The answer is so-called cluster bootstrapping. On receiving the AddServer command and the receiving node recognizes the cluster is empty, the node tries to form a new cluster with itself and immediately becomes a leader as a result of a self election.

Leadership

Command redirection

Raft is a leader-based consensus algorithm. Only a single leader can exist in the cluster at a time and all commands are directed to the leader.

In sorock, if the receiving Raft process isn't the leader, the command is redirected to the leader.

Adaptive leader failure detection

Detecting the leader's failure is a very important issue in Raft algorithm. The naive implementation can send heartbeats to the followers periodically and followers can detect the leader's failure by timeout. However, this approach requires the heartbeat interval and the timeout duration to be set properly before deployment. This brings another complexity. Not only that, these times can't be fixed to a single value when the distance between nodes is heterogeneous such as geo-distributed environment.

To solve this problem, sorock uses an adaptive failure detection algorithm called Phi accrual failure detector. With this approach, users are free from setting the timing parameters.

Leadership transfer extension

In multi-raft, changing the cluster members is not a rare case. An example of this case is rebalancing: To balance the CPU/disk usage between nodes, Raft process may be moved to other nodes.

If the Raft process to be removed is the leader, the cluster will not have a leader until a new leader is elected which causes downtime.

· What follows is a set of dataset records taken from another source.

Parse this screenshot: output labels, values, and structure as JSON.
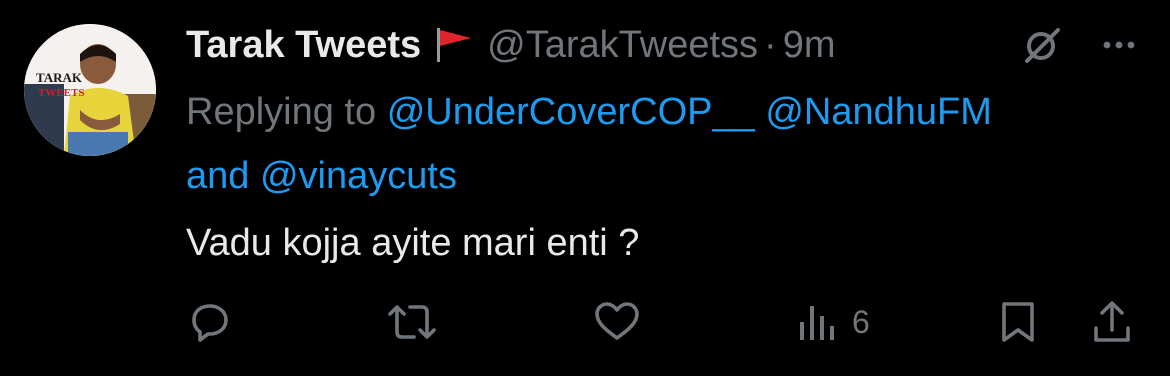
{
  "tweet": {
    "author_name": "Tarak Tweets",
    "handle": "@TarakTweetss",
    "separator": "·",
    "time": "9m",
    "avatar_text_line1": "TARAK",
    "avatar_text_line2": "TWEETS",
    "reply_prefix": "Replying to",
    "mentions": [
      "@UnderCoverCOP__",
      "@NandhuFM",
      "@vinaycuts"
    ],
    "reply_joiner": "and",
    "body": "Vadu kojja ayite mari enti ?",
    "views": "6",
    "flag_color": "#e0242b",
    "accent_color": "#1d9bf0",
    "icons": [
      "flag-icon",
      "grok-icon",
      "more-icon",
      "reply-icon",
      "retweet-icon",
      "like-icon",
      "views-icon",
      "bookmark-icon",
      "share-icon"
    ]
  }
}
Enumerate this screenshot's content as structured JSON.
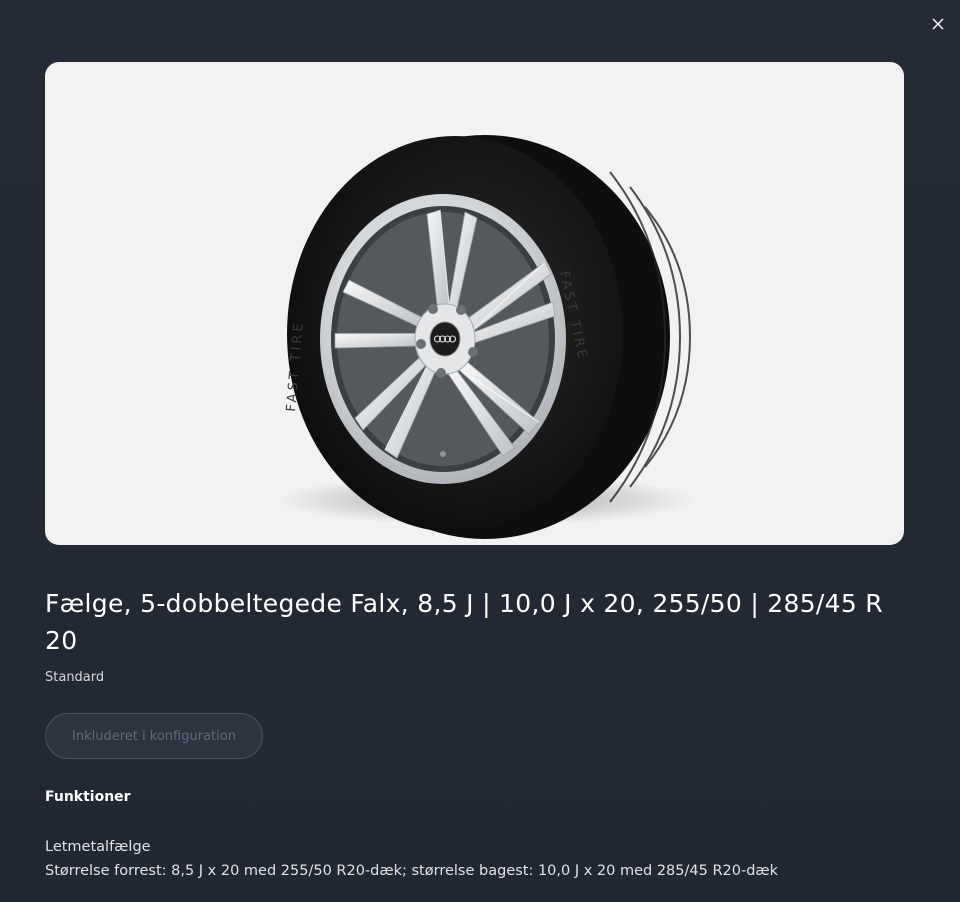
{
  "dialog": {
    "close_label": "×"
  },
  "product": {
    "image_alt": "Audi",
    "title": "Fælge, 5-dobbeltegede Falx, 8,5 J | 10,0 J x 20, 255/50 | 285/45 R 20",
    "status": "Standard",
    "cta_label": "Inkluderet i konfiguration"
  },
  "tire_text": "FAST TIRE",
  "features": {
    "heading": "Funktioner",
    "items": [
      "Letmetalfælge",
      "Størrelse forrest: 8,5 J x 20 med 255/50 R20-dæk; størrelse bagest: 10,0 J x 20 med 285/45 R20-dæk"
    ]
  },
  "colors": {
    "background": "#232a36",
    "card": "#f2f2f2",
    "tire": "#141414",
    "rim": "#d9dcdf"
  }
}
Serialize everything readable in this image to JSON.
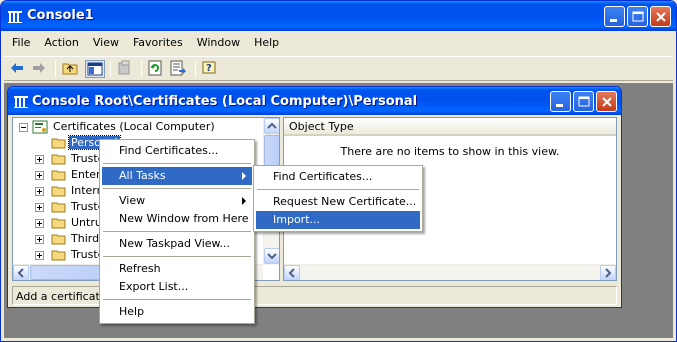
{
  "window": {
    "title": "Console1"
  },
  "menubar": [
    "File",
    "Action",
    "View",
    "Favorites",
    "Window",
    "Help"
  ],
  "toolbar": {
    "icons": [
      "back-icon",
      "forward-icon",
      "up-one-level-icon",
      "show-hide-tree-icon",
      "delete-icon",
      "refresh-icon",
      "export-list-icon",
      "help-icon"
    ]
  },
  "child_window": {
    "title": "Console Root\\Certificates (Local Computer)\\Personal"
  },
  "tree": {
    "root": "Certificates (Local Computer)",
    "items": [
      "Personal",
      "Truste",
      "Enterp",
      "Interm",
      "Truste",
      "Untrus",
      "Third-",
      "Truste"
    ]
  },
  "list": {
    "column": "Object Type",
    "empty_message": "There are no items to show in this view."
  },
  "status_text": "Add a certificate t",
  "context_menu": {
    "items": [
      "Find Certificates...",
      "All Tasks",
      "View",
      "New Window from Here",
      "New Taskpad View...",
      "Refresh",
      "Export List...",
      "Help"
    ],
    "highlighted": "All Tasks"
  },
  "submenu": {
    "items": [
      "Find Certificates...",
      "Request New Certificate...",
      "Import..."
    ],
    "highlighted": "Import..."
  },
  "colors": {
    "titlebar": "#0054E3",
    "highlight": "#316AC5",
    "face": "#ECE9D8",
    "close": "#C23A1A"
  }
}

To mitigate this problem, the admin client can send a TimeoutNow command to any remaining Raft process to forcibly start a new election (by promoting to a candidate in Raft term).

message TimeoutNow {
  uint32 shard_id = 1;
}

Development

Testing

cargo test to run unit tests.

Benchmark

cargo +nightly bench to run benchmarks.

Load Testing

We have a nice load testing tool named "Mr. Bench". To ask him for a help, run cargo run -p mrbench. For detail, please refer to the README.

Documentation

For editing the mdbook under doc/ directory, you can run mdbook serve doc to start the local mdbook server.